On Mar 15, 2009, at 10:14 PM, Howard Melman wrote:
On Mar 15, 2009, at 12:23 PM, Chris Cairns wrote:
On Mar 15, 2009, at 9:34 PM, Howard Melman wrote:
Out of curiousity, can you describe what Butler does differently
from QS in this regard?
Surely. (I m sorry that no Howard Melman has written a manual for
Butler, so you will have to bear with my explanation).
Butler allows us to make a container (Custom pasteboard) which can
be opened up as a menu near them mouse or any screen corner. This
container can be assigned a shortcut and it list all its items
(text, images etc) in a menu. Butler offers the facility to set up
a trigger either to the menu or to the individual items of the menu
or to both. Also, all the items of the menu can be executed
sequentially and a trigger can be set to do this.
Also there are plenty of presets like "Paste recent pasteboard 1"
"Paste recent pasteboard 2"
"Paste as plain text" etc
Then there is a separate "keystrokes" which accepts any keys that
can be thrown into anywhere or used to paste text.
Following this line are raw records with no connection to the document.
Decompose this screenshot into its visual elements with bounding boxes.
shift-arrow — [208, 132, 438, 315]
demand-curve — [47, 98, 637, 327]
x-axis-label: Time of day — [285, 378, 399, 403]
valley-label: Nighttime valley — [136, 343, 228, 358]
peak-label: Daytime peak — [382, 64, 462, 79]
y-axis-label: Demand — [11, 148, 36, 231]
After all this, there is also a separate "Text" smart item
(probably to separate only plain text triggers).
And remember, there are no trigger scoping issues which really
multiplies the importance of all this when compared to quicksilver.
So if you are impressed, please start writing a manual for Butler.
If you are not i m willing to continue the debate.
No debate, I'm just curious as to features in other products I'm not
aware of. Let's see if I understand this...
So Butler offers multiple pasteboards (sounds like multiple
"clipboard storage" in QS terminology or maybe "shelf").
(ok, no debate) Its not just the feature, its the simplified
experience which which you can create the custom pasteboard. In
quicksilver, clipboard storage, clipboard history and shelf have their
own unobvious ways of putting items into them and then using those
items. Some items have to be deleted in a particular way and some have
to be placed in a particular way. Also, the issue of having Clipboard
History and Shelf as a window which has to be moved to a screen corner
(and thereby making it vulnerable to be opened even if accidentally
mouse is dragged to the corner). Or if not placed into screen corner,
the entire quicksilver pane has to be opened. No such issues with
Butler. Butler opens a very neat menu when trigger is pressed and
closes itself after the paste is complete.
If QS had that, then the existing facility to create hotkey triggers
and mouse triggers would mirror how Butler provides access to them.
Though the "execute all" function isn't in QS, QS does have
"internal commands" (in the catalog under QS) to "paste clip store
[1,2,3...]" so it's easy to create a trigger to do this.
yes, i know about it. i never meant to say QS does not have any of the
features that Butler has. I wrote Butler is better when we look at
usability, stability etc
QS doesn't have a paste as plain text and that would be useful.
People have written scripts using pbpaste and pbcopy to enable this
for what's on the clipboard but a new action would be simplest.
Keystrokes sounds like the Type Text action (with pehaps a simpler
way to specify modified keys like control-c.
correct.
I'm not sure what the "text smart item" is or what the Butler
trigger scoping features are.
Trigger scoping allows to enable trigger in specific applications or
disable them in specific applications. They work perfectly. I really
would like you to use Butler for yourself. You will agree with the
ease of use and convinced of its stability while using triggers.